L’educazione dei giovani – oltre che direzionata verso l’agricoltura, come abbiamo visto – sarà improntata allo studio della filosofia (proposta V), con particolare attenzione al pensiero greco classico – Platone su tutti – e alla tradizione vedica. La scelta non è casuale, in quanto la lettura e l’approfondimento dei testi indicati vuole svolgere una funzione purificatrice per le nuove generazioni. Gli studenti dell’eco clan, lungi dall’essere considerati operai specializzati in germe, e dunque oggetti passivi di un’istruzione solo utile e pratica, «arriveranno a concepire la conoscenza condivisa tra i propri simili, il cui scopo è la realizzazione interiore. Gli studenti dell’eco-clan studieranno tutti insieme in “giardini epicurei”, membri sodali della comunità dove il sapere è un patrimonio condiviso. Il filosofo sarà il loro maestro, organizzando la ricerca interiore e permettendo agli studenti di collaborare tra loro. L’obbiettivo sarà quello di stimolare le loro qualità genetiche ereditarie. Gli studenti dopo lo studio presteranno servizio alla comunità di cui fanno parte».

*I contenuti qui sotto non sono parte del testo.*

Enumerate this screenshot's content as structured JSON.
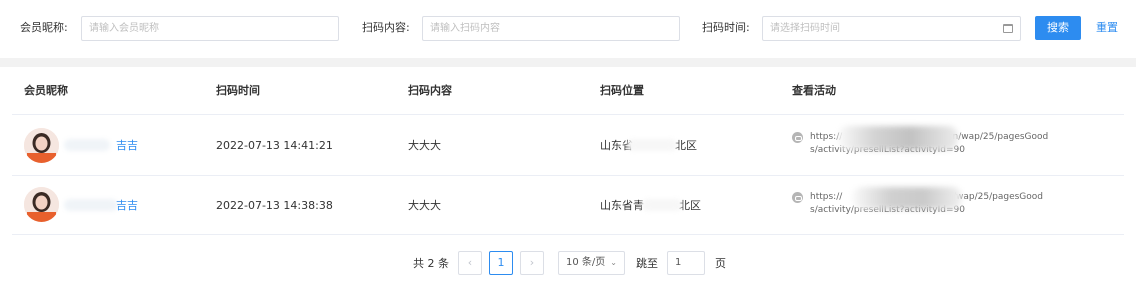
{
  "filters": {
    "nickname_label": "会员昵称:",
    "nickname_placeholder": "请输入会员昵称",
    "content_label": "扫码内容:",
    "content_placeholder": "请输入扫码内容",
    "time_label": "扫码时间:",
    "time_placeholder": "请选择扫码时间",
    "search_label": "搜索",
    "reset_label": "重置"
  },
  "table": {
    "headers": [
      "会员昵称",
      "扫码时间",
      "扫码内容",
      "扫码位置",
      "查看活动"
    ],
    "rows": [
      {
        "nickname": "吉吉",
        "time": "2022-07-13 14:41:21",
        "content": "大大大",
        "location": "山东省            北区",
        "url_line1": "https://                              pkg.cn/wap/25/pagesGood",
        "url_line2": "s/activity/presellList?activityId=90"
      },
      {
        "nickname": "吉吉",
        "time": "2022-07-13 14:38:38",
        "content": "大大大",
        "location": "山东省青          北区",
        "url_line1": "https://                         etpkg.cn/wap/25/pagesGood",
        "url_line2": "s/activity/presellList?activityId=90"
      }
    ]
  },
  "pagination": {
    "total": "共 2 条",
    "prev": "‹",
    "current_page": "1",
    "next": "›",
    "page_size": "10 条/页",
    "page_size_arrow": "⌄",
    "jump_label": "跳至",
    "jump_value": "1",
    "page_unit": "页"
  },
  "colors": {
    "accent": "#2d8cf0",
    "border": "#dcdfe6",
    "band": "#f2f2f2"
  }
}
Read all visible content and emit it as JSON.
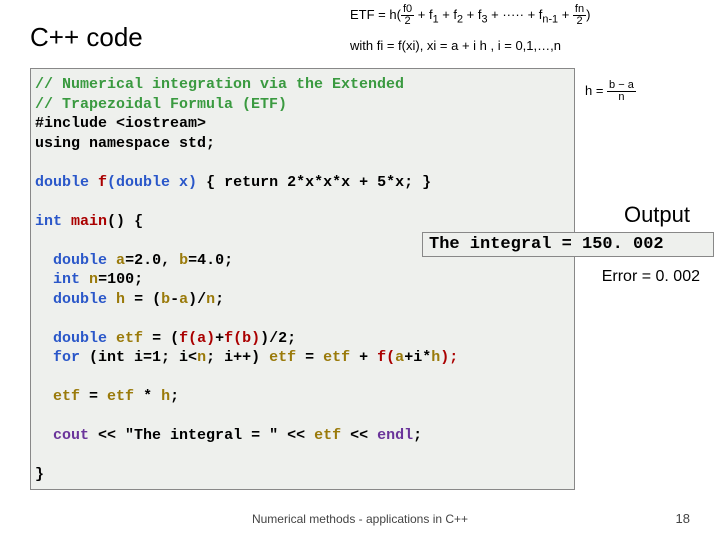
{
  "title": "C++ code",
  "handwriting": {
    "etf_formula": "ETF = h( f0/2 + f1 + f2 + f3 + ····· + fn-1 + fn/2 )",
    "fi_def": "with  fi = f(xi),   xi = a + i h ,   i = 0,1,…,n",
    "h_def": "h = (b − a) / n"
  },
  "code": {
    "c1": "// Numerical integration via the Extended",
    "c2": "// Trapezoidal Formula (ETF)",
    "inc1": "#include <iostream>",
    "inc2": "using namespace std;",
    "fsig_t1": "double",
    "fsig_fn": "f",
    "fsig_p": "(double x)",
    "fsig_body": " { return 2*x*x*x + 5*x; }",
    "main_t": "int",
    "main_fn": "main",
    "main_p": "()",
    "lb": " {",
    "decl_a_t": "double",
    "decl_a_id": "a",
    "decl_a_eq": "=2.0,",
    "decl_b_id": "b",
    "decl_b_eq": "=4.0;",
    "decl_n_t": "int",
    "decl_n_id": "n",
    "decl_n_eq": "=100;",
    "decl_h_t": "double",
    "decl_h_id": "h",
    "decl_h_eq": " = (",
    "decl_h_b": "b",
    "decl_h_m": "-",
    "decl_h_a": "a",
    "decl_h_e": ")/",
    "decl_h_n": "n",
    "semi": ";",
    "etf1_t": "double",
    "etf1_id": "etf",
    "etf1_eq": " = (",
    "etf1_fa": "f(a)",
    "etf1_plus": "+",
    "etf1_fb": "f(b)",
    "etf1_end": ")/2;",
    "for_kw": "for",
    "for_p": " (int i=1; i<",
    "for_n": "n",
    "for_p2": "; i++) ",
    "for_etf": "etf",
    "for_eq": " = ",
    "for_etf2": "etf",
    "for_plus": " + ",
    "for_f": "f(",
    "for_a": "a",
    "for_pl2": "+i*",
    "for_h": "h",
    "for_cl": ");",
    "etf3_id": "etf",
    "etf3_eq": " = ",
    "etf3_id2": "etf",
    "etf3_mul": " * ",
    "etf3_h": "h",
    "cout_kw": "cout",
    "cout_op": " << ",
    "cout_str": "\"The integral = \"",
    "cout_etf": "etf",
    "cout_endl": "endl",
    "rb": "}"
  },
  "output": {
    "title": "Output",
    "text": "The integral = 150. 002",
    "error": "Error = 0. 002"
  },
  "footer": "Numerical methods - applications in C++",
  "page": "18"
}
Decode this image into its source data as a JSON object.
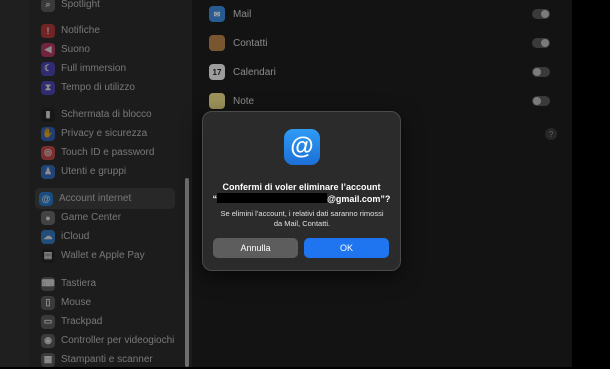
{
  "sidebar": {
    "items": [
      {
        "label": "Spotlight",
        "icon": "magnifier-icon",
        "color": "#6b6b6b",
        "glyph": "⌕"
      },
      {
        "label": "Notifiche",
        "icon": "bell-icon",
        "color": "#d04040",
        "glyph": "!"
      },
      {
        "label": "Suono",
        "icon": "speaker-icon",
        "color": "#d04070",
        "glyph": "◀"
      },
      {
        "label": "Full immersion",
        "icon": "moon-icon",
        "color": "#5a4fcf",
        "glyph": "☾"
      },
      {
        "label": "Tempo di utilizzo",
        "icon": "hourglass-icon",
        "color": "#5a4fcf",
        "glyph": "⧗"
      },
      {
        "label": "Schermata di blocco",
        "icon": "lock-screen-icon",
        "color": "#2b2b2b",
        "glyph": "▮"
      },
      {
        "label": "Privacy e sicurezza",
        "icon": "hand-icon",
        "color": "#3d6fd6",
        "glyph": "✋"
      },
      {
        "label": "Touch ID e password",
        "icon": "fingerprint-icon",
        "color": "#e05555",
        "glyph": "◎"
      },
      {
        "label": "Utenti e gruppi",
        "icon": "users-icon",
        "color": "#3d7ad6",
        "glyph": "♟"
      },
      {
        "label": "Account internet",
        "icon": "at-icon",
        "color": "#2f8de8",
        "glyph": "@"
      },
      {
        "label": "Game Center",
        "icon": "game-center-icon",
        "color": "#7a7a7a",
        "glyph": "●"
      },
      {
        "label": "iCloud",
        "icon": "cloud-icon",
        "color": "#3d8de0",
        "glyph": "☁"
      },
      {
        "label": "Wallet e Apple Pay",
        "icon": "wallet-icon",
        "color": "#2b2b2b",
        "glyph": "▤"
      },
      {
        "label": "Tastiera",
        "icon": "keyboard-icon",
        "color": "#6b6b6b",
        "glyph": "⌨"
      },
      {
        "label": "Mouse",
        "icon": "mouse-icon",
        "color": "#6b6b6b",
        "glyph": "▯"
      },
      {
        "label": "Trackpad",
        "icon": "trackpad-icon",
        "color": "#6b6b6b",
        "glyph": "▭"
      },
      {
        "label": "Controller per videogiochi",
        "icon": "gamepad-icon",
        "color": "#6b6b6b",
        "glyph": "◉"
      },
      {
        "label": "Stampanti e scanner",
        "icon": "printer-icon",
        "color": "#6b6b6b",
        "glyph": "▦"
      }
    ]
  },
  "services": [
    {
      "label": "Mail",
      "icon": "mail-icon",
      "color": "#3d8de0",
      "enabled": true
    },
    {
      "label": "Contatti",
      "icon": "contacts-icon",
      "color": "#b8864a",
      "enabled": true
    },
    {
      "label": "Calendari",
      "icon": "calendar-icon",
      "color": "#f2f2f2",
      "enabled": false,
      "badge": "17"
    },
    {
      "label": "Note",
      "icon": "notes-icon",
      "color": "#f2e08a",
      "enabled": false
    }
  ],
  "help": {
    "label": "?"
  },
  "dialog": {
    "icon_glyph": "@",
    "title_line1": "Confermi di voler eliminare l’account",
    "title_prefix": "“",
    "title_suffix": "@gmail.com”?",
    "body": "Se elimini l’account, i relativi dati saranno rimossi da Mail, Contatti.",
    "cancel_label": "Annulla",
    "ok_label": "OK",
    "accent": "#1f75f0"
  }
}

Come si evince in più punti fin dall’inizio, Tennenini tiene in forte considerazione la sfera sacra, senza la quale non può realizzarsi in maniera completa nessun eco-clan: «Del resto, l’insieme delle nostre otto proposte per l’eco-clan è frutto di una visione panteistica tanto della relazione uomo-vita quanto di quella uomo-universo, con l’intento di far scaturire un nuovo vitalismo, di offrire una proposta per affrontare gli attuali problemi globali» e ciò è apertamente dichiarato fin nell’ultima proposta, la VIII, sulla religiosità naturale, «un approccio alla spiritualità completamente diverso da quello monoteistico. La religiosità naturale abbraccia il bisogno umano della ricerca di se stessi, non di un Dio redentore […] L’uomo rurale, distaccato da questa artificiosa società, sviluppa invece una religiosità interiore, che proviene dal profondo della sua anima, non cerca a qualunque costo spiegazioni scientifiche per ogni evento che gli capita, né ha bisogno di antropomorfizzare la divinità a propria immagine e somiglianza, semplicemente crede in un principio metafisico presente in ogni cosa […] Il tempio di ciascuno è il proprio corpo, che per questo motivo va curato, il tempio non è qualcosa che deve edificare in giro per il mondo; non si ha bisogno di immagini o idoli, ogni anima è il soggetto della propria personale venerazione; la posizione della preghiera è in piedi con le braccia in alto, con fierezza, non piegati in modo servile e mortificante per una supposta condizione di peccatore». Dunque un approccio animista, panteista, con evidenti riferimenti ancora una volta alla religiosità gentile, alla concezione dell’anima secondo Platone e alle Upanisad (i testi sacri del”induismo).

Concludiamo con quella che potremmo considerare una dichiarazione d’intenti dell’autore, riassuntiva dell’intera opera e dei principi che la ispirano: «Questa visione panteistica nel complesso vuole essere una radicale critica al capitalismo; non pretendiamo di cambiare il mondo perché sarebbe utopico, ma si provi almeno a “depurare” le relazioni sociali da ogni forma di urbanizzazione dello spirito e a valorizzare piuttosto la libertà, la conoscenza e la vita».